First, we can assume d is odd.

Let's define the following sequence:

\begin{align} a_0 &= 1\\ a_{n+1} &= 2^{b_n}a_n-d\\ &\quad\text{Where } {b_n} \text{ is the only integer } b_n \ge 1\text{ such that } 2^{b_n-1}a_n\leq d \lt 2^{b_n}a_n. \end{align}

We show by induction that $a_n$ is well defined, odd and that $1 \leq a_n \leq d$.

Since $a_n$ exist and $1\leq a_n \leq d$, $a_{n+1}$ exist.

Since $1 \leq b_n$ and d odd, $a_{n+1}$ is odd.

Clearly we have $1 \leq a_{n+1}$. Since $2^{b_n-1}\leq \frac{d}{a_n} \lt 2^{b_n}$ we have $2^{b_n}-\frac{d}{a_n} \leq 2^{b_n-1}$ and so $a_{n+1}\leq d$.
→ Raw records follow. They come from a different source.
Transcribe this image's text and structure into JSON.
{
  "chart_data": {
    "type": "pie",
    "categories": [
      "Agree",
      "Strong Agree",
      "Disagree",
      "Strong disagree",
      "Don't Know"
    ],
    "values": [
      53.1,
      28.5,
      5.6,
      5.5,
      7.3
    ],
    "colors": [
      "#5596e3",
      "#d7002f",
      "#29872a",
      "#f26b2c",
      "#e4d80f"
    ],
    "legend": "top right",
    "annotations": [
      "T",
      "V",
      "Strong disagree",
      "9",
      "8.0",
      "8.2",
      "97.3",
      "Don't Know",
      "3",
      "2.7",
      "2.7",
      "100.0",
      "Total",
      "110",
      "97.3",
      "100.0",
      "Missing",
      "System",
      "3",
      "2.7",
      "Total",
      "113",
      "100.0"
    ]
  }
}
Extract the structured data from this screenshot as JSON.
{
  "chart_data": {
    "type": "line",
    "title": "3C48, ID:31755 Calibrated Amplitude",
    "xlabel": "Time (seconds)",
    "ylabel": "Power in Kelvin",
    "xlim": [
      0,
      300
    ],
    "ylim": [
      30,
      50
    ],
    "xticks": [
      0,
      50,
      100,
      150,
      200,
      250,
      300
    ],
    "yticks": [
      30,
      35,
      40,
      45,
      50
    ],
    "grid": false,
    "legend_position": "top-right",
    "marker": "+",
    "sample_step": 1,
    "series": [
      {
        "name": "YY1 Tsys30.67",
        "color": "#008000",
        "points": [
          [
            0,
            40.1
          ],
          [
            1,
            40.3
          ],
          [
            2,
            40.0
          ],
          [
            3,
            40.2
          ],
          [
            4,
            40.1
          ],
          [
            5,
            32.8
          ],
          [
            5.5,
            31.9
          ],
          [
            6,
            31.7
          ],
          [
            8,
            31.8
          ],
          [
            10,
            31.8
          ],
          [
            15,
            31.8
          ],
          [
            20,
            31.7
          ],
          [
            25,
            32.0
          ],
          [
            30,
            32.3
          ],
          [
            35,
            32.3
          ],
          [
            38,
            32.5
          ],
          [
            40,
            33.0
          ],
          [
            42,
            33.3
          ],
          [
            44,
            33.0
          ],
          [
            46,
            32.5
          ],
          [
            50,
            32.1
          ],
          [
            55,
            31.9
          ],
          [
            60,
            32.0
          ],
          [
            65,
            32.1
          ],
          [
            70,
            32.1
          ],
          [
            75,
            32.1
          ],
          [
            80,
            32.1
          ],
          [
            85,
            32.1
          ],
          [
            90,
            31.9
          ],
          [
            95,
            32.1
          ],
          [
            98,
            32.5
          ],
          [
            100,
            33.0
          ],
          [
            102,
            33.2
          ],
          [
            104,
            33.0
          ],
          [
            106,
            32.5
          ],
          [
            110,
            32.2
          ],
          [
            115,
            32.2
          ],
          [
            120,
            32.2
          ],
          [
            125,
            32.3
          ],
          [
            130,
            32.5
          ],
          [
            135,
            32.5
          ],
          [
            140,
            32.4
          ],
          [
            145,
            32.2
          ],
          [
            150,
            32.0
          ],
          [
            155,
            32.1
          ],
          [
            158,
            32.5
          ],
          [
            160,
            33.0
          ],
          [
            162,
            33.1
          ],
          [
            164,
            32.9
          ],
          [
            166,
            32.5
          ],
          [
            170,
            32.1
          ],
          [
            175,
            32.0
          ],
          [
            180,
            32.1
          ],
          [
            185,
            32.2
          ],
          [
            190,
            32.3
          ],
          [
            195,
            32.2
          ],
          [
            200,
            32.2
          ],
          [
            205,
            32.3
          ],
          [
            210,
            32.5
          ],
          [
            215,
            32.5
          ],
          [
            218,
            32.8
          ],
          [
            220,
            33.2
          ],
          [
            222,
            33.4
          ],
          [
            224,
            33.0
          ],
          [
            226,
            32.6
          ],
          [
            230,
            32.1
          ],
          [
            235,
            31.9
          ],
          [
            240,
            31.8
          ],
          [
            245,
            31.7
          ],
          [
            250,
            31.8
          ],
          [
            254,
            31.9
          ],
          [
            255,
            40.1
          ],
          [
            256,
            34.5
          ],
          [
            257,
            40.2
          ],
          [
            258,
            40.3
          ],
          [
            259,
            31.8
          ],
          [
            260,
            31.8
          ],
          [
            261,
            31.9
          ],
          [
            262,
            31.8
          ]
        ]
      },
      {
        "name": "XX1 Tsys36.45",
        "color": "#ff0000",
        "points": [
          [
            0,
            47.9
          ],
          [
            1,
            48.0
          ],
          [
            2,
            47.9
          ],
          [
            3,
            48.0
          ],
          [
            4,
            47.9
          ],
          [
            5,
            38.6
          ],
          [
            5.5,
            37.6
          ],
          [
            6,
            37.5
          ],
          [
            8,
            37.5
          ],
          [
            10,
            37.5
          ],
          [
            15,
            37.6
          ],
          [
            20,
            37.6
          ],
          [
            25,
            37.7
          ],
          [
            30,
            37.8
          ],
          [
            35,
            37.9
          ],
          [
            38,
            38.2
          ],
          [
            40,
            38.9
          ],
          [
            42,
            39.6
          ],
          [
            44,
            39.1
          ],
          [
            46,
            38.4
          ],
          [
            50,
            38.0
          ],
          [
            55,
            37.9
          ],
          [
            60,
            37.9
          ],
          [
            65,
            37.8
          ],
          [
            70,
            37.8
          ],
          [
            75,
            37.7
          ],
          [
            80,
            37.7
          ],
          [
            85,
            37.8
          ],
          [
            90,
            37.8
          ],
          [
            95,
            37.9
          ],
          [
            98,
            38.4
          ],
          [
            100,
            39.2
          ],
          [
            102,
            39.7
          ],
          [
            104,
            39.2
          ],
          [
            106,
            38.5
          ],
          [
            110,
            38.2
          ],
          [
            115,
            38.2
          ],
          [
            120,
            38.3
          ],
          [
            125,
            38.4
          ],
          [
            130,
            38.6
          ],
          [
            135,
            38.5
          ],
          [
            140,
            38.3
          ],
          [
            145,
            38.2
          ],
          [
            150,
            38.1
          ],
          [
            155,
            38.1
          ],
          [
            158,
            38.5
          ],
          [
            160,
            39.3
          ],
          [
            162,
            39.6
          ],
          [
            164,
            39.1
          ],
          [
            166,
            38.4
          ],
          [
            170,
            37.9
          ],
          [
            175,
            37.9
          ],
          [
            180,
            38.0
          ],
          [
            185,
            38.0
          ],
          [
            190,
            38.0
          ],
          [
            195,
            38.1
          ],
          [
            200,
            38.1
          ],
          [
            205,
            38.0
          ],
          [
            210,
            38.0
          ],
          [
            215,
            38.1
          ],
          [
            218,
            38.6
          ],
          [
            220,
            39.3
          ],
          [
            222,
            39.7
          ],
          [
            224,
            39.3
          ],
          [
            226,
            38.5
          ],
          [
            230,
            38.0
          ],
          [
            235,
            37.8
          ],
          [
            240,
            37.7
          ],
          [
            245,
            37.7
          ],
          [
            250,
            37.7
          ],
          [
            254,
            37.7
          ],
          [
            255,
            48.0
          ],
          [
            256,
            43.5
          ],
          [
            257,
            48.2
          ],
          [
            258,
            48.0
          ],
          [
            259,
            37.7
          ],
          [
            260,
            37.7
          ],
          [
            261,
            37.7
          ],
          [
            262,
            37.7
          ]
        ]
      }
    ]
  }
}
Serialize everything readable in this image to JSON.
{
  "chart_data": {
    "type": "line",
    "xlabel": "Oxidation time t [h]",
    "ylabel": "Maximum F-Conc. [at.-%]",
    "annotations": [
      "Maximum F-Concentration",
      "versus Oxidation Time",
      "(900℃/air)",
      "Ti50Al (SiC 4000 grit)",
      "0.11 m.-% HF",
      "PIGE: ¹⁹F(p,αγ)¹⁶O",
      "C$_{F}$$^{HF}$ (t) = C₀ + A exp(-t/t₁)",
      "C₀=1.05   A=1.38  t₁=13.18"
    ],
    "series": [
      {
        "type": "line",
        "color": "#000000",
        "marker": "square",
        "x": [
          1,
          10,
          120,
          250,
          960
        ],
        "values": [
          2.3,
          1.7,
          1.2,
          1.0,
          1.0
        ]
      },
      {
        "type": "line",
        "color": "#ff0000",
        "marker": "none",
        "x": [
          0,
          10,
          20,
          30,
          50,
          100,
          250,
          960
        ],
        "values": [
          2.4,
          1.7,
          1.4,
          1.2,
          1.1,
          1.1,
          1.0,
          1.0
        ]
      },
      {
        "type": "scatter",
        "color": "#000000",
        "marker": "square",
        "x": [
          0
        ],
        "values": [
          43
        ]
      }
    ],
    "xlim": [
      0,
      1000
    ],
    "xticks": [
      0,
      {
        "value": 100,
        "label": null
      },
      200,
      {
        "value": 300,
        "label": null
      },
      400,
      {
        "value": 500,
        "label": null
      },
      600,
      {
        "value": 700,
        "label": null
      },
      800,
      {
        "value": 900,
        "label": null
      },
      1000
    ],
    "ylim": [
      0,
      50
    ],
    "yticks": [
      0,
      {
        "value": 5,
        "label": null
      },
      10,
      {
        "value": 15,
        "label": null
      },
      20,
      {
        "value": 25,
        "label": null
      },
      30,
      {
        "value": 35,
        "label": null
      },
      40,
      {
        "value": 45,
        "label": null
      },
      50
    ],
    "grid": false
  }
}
We deduce that the sequence $(a_n)$ is periodic from a certain rank, at least two terms between $a_0,a_1,..,a_{\frac{d+1}{2}}$ must be equal ($a_n$ is odd so we have $\frac{d+1}{2}$ possibilities for $a_n$).

We can rewrite the sequence of the problem, eluding even terms and with a different initial condition, as:

\begin{align} u_0 &\in 2\mathbb{N}+1\\ u_{n+1} &= \frac{u_n+d}{2^{v_2(u_n+d)}}\\ &\quad\text{Where } {v_2(n)} \text{ is the 2-adic valuation of n.} \end{align}

Taking $u_0=a_n$, we have $u_k=a_{n-k} $ and so $u_n=a_0=1$.

Now, if $a_n$ do not take the value 1 for any $0 \lt n \leq \frac{d+1}{2}$, then it's period don't contain 1, and so taking $u_0=a_\frac{d+1}{2}$ we can't have $u_\frac{d+1}{2}=1$.

Then there exist $0 \lt n \leq \frac{d+1}{2}$ such that $a_n=1$.

Then taking $u_0=a_n=1$ we have $u_n=1$.

So, with $u_0=1$, there exist $0 \lt n \leq \frac{d+1}{2}$ such that $u_n=1$.